I put the game camera up in the woods to try to capture the movements of the carnivores that I can hear calling late at night and early in the morning (bobcat and red fox).  No luck getting photos of them so far, but the deer continue to use that trail regularly, which allows me to check up on the growth of this year’s fawns.

Earlier this spring (late May), this little one appeared in the backyard.

Earlier this spring (late May), this little one appeared in the backyard.

For the first four weeks, when the fawn is more vulnerable to predators, does usually leave the fawn hidden in dense vegetation while they forage.  During the first month, the fawn is completely dependent on its mother’s milk for nourishment.

A doe stashed her fawn in the garden while she foraged elsewhere.

A doe stashed her fawn in my coneflowers while she foraged elsewhere.

Almost exactly two months later, fawns have grown quite a bit, but still have their camouflage spots.

Almost exactly two months later, fawns have grown quite a bit, but still have their camouflage spots. Image from the game camera.

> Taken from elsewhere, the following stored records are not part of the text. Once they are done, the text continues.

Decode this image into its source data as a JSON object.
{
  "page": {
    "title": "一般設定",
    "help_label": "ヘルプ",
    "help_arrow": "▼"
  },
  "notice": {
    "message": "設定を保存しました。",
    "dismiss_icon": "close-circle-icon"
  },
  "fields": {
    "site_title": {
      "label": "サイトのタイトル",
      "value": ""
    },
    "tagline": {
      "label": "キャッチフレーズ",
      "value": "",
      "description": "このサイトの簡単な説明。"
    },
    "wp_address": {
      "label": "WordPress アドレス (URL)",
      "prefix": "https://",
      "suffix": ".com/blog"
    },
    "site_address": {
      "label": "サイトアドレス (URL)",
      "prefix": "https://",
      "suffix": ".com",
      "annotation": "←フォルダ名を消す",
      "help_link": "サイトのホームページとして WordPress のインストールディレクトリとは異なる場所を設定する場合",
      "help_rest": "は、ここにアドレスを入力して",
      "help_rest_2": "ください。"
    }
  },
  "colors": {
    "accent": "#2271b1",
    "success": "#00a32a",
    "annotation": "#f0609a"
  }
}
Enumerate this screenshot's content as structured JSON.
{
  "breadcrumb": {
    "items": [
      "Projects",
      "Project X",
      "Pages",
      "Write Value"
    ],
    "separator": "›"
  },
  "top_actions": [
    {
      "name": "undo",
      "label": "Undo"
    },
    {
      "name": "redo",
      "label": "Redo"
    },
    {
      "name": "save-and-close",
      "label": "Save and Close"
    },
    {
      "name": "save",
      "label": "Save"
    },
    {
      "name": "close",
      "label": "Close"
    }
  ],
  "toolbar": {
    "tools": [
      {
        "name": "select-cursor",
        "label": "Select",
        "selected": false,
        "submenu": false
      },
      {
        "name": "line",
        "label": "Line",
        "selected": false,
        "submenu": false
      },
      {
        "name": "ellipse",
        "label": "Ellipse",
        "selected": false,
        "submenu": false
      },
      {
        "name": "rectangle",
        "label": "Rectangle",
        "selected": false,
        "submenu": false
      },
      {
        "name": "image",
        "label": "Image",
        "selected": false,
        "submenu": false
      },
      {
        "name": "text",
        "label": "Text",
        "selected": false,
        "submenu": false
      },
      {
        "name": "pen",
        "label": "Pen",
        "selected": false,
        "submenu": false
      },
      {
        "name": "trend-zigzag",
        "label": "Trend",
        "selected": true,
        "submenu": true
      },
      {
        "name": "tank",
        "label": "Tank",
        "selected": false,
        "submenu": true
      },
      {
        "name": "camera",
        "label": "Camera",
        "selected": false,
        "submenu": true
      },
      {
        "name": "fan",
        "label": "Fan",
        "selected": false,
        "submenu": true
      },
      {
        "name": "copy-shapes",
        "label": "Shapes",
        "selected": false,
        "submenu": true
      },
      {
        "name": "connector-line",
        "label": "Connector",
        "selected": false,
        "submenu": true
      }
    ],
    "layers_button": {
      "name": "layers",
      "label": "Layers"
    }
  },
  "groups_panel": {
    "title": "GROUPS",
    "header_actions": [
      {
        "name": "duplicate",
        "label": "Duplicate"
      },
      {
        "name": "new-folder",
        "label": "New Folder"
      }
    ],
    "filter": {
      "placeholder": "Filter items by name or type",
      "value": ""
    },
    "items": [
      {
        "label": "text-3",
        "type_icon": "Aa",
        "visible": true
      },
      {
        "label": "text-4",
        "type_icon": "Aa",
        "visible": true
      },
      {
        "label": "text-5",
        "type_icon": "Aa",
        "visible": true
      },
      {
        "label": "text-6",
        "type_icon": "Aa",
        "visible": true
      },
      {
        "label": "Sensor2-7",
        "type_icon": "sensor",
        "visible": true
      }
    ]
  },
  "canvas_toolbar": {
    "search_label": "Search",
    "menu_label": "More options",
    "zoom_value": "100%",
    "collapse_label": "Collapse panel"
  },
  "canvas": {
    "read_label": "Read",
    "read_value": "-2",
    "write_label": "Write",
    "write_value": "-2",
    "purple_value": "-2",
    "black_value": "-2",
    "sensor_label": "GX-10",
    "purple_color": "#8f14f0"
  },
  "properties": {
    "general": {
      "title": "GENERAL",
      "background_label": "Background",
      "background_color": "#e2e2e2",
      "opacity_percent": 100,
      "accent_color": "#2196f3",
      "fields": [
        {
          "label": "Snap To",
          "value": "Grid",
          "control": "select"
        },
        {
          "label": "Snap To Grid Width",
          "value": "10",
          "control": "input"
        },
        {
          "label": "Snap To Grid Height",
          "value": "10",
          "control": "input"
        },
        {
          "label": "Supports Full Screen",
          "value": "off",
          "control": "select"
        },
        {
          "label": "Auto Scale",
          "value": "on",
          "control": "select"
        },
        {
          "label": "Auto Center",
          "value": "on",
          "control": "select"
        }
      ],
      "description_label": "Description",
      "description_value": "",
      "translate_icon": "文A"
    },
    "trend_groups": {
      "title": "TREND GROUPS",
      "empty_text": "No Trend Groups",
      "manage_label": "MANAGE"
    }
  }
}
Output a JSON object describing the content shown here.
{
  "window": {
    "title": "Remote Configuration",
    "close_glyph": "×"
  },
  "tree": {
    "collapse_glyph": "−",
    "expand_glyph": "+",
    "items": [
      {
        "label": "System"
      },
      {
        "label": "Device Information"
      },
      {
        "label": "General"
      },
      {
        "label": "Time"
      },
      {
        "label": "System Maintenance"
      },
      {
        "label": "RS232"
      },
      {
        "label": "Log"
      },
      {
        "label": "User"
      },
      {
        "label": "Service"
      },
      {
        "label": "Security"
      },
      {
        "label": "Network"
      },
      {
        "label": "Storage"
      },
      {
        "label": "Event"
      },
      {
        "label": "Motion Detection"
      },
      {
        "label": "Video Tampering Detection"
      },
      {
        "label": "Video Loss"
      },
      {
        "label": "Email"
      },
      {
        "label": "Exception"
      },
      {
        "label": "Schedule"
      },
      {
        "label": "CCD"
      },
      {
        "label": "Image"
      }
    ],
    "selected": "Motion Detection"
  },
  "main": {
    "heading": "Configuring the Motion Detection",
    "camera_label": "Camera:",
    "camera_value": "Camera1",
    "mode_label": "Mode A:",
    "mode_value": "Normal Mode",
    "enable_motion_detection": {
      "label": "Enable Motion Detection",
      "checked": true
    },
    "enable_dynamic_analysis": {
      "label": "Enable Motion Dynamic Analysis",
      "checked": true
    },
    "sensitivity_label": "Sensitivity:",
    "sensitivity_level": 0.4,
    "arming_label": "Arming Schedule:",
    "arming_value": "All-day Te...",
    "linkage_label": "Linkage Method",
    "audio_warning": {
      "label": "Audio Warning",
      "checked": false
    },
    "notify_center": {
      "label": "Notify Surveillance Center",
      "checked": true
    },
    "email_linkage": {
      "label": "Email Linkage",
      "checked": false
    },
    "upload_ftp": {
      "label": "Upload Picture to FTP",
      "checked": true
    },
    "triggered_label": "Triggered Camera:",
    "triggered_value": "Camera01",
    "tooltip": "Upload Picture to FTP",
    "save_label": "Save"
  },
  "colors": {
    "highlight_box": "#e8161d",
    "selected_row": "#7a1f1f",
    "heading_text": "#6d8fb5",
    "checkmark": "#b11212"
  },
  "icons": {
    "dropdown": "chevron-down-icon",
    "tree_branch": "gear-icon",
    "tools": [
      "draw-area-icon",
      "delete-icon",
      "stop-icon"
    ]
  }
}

I think this is a singlet fawn, most likely the same one photographed in late May this year.  Does usually have twins, or even occasionally triplets, depending on the nutrional status of the doe.  However, the game camera has only captured a single fawn with a particular doe several times, so I’m guessing that this is its only offspring.

Fawns may be nursed 8-10 weeks, so this little one is just about weaned.  They begin to follow their mother around, learning what to eat at about 4 weeks of age, and will likely be taught all the tasty plants in my garden as well.  By fall (4 months of age), it will be completely independent, and will have lost its spots as it molts a warm winter underfur coat with longer reddish-colored guard hair fur.

Doe and her fawn in the fall (photographed Oct 2011)

Doe and her fawn in the fall (photographed Oct 2011)

4 thoughts on “Growing up

  1. I like the fact that you are able to track the development of these animals without spending endless hours waiting and hoping that they will appear. You certainly have gotten good use (and good photos) out of that game camera.

    • Yes, it is fun to see what and who shows up on the game camera (sometimes it is my neighbors back in the woods). I am still hoping for a predator cameo some evening, though.

    • I see just as much in my backyard (animals, that is) as I do at any of the parks i visit or trails I hike. But I am always hopeful that there will be something new to see (and photograph).